# Claim: NEPA's mandatory EIS sequence (Notice of Intent → scoping → draft EIS → 45-day public comment → respond to every comment → final EIS → 30-day wait → Record of Decision) produces an artifact naming alternatives, preparers, and mitigations that survives the decision-maker — while newsroom AI deployment has zero mandatory pre-launch documentation, zero named alternatives, and no artifact that says 'we deployed this tool on this date, after considering these alternatives.'

**Current badge:** well-sourced
**In dossier:** [Algorithmic governance machinery: the pre-specified decision procedures other domains embed in law — and newsroom AI still lacks](/dossier/algorithmic-governance-machinery)

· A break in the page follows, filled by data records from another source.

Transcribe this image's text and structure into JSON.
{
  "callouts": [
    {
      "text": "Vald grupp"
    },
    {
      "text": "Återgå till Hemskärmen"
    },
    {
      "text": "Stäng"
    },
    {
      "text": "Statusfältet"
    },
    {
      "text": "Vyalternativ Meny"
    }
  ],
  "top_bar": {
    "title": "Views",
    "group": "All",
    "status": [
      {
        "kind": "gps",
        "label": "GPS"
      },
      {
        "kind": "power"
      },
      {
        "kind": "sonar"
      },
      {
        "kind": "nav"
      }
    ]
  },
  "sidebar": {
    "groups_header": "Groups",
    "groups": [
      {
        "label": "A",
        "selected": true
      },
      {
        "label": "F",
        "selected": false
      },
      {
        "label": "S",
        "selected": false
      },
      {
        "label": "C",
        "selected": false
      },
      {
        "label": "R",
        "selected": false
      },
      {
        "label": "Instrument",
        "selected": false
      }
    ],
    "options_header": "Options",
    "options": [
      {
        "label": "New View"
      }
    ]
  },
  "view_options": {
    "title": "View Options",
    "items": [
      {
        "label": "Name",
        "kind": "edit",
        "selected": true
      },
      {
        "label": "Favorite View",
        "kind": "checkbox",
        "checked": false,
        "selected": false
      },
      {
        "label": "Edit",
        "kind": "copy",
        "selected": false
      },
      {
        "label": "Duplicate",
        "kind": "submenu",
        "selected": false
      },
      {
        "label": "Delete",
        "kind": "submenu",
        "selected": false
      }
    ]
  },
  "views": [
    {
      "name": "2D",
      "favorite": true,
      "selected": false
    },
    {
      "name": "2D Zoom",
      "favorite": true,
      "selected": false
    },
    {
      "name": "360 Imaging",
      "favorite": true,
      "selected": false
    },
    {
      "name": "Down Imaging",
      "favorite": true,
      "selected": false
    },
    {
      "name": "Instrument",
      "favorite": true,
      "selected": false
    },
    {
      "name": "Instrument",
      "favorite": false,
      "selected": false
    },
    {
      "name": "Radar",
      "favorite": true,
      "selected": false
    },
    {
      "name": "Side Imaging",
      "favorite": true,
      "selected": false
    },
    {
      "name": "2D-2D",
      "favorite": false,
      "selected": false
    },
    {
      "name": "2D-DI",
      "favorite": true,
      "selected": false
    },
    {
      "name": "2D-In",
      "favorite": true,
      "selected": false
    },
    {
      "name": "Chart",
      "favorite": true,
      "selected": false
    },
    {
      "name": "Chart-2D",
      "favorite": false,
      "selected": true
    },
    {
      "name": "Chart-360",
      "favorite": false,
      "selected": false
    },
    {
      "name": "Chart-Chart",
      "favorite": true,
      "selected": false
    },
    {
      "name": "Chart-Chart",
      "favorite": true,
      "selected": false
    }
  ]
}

The load-bearing difference is the Record of Decision. That artifact is what makes the process auditable. Ten years later, someone can open the ROD and see what was considered, what was rejected, and why. The alternatives are named. The preparers are listed with their qualifications. Newsroom AI deployment has no equivalent — no public-comment period, no requirement to name alternatives considered, and no Record of Decision. The deployment disappears into the backend. Six months later, nobody can reconstruct why the tool was chosen or what guardrails were supposed to accompany it.

## Provenance history (how this claim ripened)
- `2026-06-02` **asserted as well-sourced** — First asserted.